DAVID KOCH Which we are causing too, aren’t we?

JULIE BISHOP No. The Assad regime started attacking their own people some time ago and Australia led the debate in the UN Security Council during 2013 and 2014 calling for a ceasefire, calling for the Assad regime to not use chemical weapons against their own people but of course then we saw these terrorist organisations fill a vacuum and the Al Nusra Front, the Khorosan Group, ISIL or Da’esh, as it is known, have taken over Syrian territory so people are fleeing from the terrorist organisations.

DAVID KOCH We have had Phillip Ruddock last night, I think he was speaking on the ABC, saying we have a responsibility because we are part of the problem in Syria too. We are backing one side, if you like, the civil war there.

JULIE BISHOP We are part of the solution. We are trying to prevent these terrorist organisations from carrying out these brutal, violent attacks on civilians. We are not backing the Assad regime. We are trying to prevent the terrorist organisations from carrying out these crucifixions and beheadings and positively medieval acts against civilian populations.

DAVID KOCH Yep, look, you see all this happening. I reckon you would have the worst job in the Government because you are at the coal face of all these disasters that you see around the world. Take your Minister's hat off, your politician's hat off, how does it affect you, just the sheer weight of numbers of these refugees? It's just extraordinary.
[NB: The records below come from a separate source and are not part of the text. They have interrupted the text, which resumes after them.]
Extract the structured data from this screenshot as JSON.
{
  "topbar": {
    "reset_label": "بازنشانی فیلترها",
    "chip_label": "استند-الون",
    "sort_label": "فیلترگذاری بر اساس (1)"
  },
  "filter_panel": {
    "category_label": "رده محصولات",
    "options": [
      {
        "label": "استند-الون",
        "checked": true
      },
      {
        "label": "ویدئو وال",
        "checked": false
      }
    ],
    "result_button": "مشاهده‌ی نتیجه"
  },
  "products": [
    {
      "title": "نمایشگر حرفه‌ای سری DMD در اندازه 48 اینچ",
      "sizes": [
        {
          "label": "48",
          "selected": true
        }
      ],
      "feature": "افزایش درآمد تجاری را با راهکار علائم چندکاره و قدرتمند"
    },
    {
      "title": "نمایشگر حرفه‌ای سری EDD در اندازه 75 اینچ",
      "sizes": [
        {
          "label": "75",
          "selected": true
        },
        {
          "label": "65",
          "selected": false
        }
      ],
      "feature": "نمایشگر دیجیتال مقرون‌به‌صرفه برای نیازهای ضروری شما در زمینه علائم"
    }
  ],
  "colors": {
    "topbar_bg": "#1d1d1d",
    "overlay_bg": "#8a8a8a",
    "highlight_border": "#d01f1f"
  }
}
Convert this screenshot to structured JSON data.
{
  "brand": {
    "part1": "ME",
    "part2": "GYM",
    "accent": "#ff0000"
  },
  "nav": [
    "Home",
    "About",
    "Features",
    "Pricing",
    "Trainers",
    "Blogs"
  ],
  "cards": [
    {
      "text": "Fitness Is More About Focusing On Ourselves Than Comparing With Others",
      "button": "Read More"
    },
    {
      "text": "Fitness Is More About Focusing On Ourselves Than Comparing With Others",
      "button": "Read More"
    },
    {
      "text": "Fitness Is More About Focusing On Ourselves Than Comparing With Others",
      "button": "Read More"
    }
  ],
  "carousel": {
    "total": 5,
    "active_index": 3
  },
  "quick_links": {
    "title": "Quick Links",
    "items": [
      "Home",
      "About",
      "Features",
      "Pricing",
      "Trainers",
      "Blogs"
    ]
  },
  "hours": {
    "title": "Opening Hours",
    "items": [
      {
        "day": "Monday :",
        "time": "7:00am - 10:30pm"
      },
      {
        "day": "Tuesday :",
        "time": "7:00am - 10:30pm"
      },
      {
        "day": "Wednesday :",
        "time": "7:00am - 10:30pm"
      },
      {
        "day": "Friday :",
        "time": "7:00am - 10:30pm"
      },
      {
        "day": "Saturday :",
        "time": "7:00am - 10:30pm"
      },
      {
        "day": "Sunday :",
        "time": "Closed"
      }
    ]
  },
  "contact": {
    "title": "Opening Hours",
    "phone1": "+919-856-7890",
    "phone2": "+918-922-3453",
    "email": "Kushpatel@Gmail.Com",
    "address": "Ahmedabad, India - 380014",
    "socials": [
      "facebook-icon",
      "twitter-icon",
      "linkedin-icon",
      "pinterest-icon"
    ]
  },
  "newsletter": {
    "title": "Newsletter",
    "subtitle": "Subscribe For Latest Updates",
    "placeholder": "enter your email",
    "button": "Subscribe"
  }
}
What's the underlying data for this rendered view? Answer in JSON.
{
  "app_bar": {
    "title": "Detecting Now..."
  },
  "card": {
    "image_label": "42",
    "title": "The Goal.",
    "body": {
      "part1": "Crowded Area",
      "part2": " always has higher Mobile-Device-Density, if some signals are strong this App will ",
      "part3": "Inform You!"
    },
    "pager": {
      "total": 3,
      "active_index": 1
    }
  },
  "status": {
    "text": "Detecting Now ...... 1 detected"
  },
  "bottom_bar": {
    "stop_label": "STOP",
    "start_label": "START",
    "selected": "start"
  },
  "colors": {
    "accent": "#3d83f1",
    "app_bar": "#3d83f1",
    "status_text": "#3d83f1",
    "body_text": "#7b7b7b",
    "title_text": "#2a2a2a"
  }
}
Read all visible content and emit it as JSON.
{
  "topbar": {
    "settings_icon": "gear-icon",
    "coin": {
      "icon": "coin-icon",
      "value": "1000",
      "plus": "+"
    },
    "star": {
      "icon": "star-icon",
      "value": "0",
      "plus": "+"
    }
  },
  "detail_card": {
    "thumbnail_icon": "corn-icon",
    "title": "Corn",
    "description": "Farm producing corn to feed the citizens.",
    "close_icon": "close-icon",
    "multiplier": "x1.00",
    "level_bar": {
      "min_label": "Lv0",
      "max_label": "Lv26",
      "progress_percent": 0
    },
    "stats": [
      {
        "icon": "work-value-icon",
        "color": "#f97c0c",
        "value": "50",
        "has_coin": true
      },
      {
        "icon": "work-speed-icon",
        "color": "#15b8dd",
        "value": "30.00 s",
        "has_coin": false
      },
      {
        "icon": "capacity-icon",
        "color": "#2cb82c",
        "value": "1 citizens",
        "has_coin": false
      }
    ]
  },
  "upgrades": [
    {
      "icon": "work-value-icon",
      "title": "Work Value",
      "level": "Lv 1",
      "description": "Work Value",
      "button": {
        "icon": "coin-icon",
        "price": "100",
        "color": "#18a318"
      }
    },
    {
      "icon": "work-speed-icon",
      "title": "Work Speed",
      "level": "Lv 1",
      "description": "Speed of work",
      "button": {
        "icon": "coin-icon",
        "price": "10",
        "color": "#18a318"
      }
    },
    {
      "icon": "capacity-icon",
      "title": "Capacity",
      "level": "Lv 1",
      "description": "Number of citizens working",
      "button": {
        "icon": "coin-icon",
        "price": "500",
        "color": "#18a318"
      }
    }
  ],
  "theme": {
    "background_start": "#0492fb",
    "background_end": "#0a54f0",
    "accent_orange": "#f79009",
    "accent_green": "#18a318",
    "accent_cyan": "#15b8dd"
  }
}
JULIE BISHOP We do what we can to be a good global citizen, we lead where we can, we assist, we are part of solutions, we are trying to be friends with others in the region who are also working to solve these challenges. Australia always steps up to the mark. We always do our part. We led the debates in the UN Security Council. We will take refugees. We are working with Coalition partners to defeat and destroy this terrorist organisation.

DAVID KOCH So we are going to be generous?

JULIE BISHOP Australia is always generous.

DAVID KOCH Good.

JULIE BISHOP When I talk about our resettlement program, it is one of the most generous in the world. This is permanent resettlement, providing people with the opportunity to live in Australia permanently, become Australian citizens. Other countries are agreeing to take in people for the purposes of processing their application to be a refugee but they are not actually going to resettle them. Australia does play its part and we will continue to do so.

DAVID KOCH Good, we have got to be a good global citizen.

Julie Bishop thanks for joining us. Good luck with that.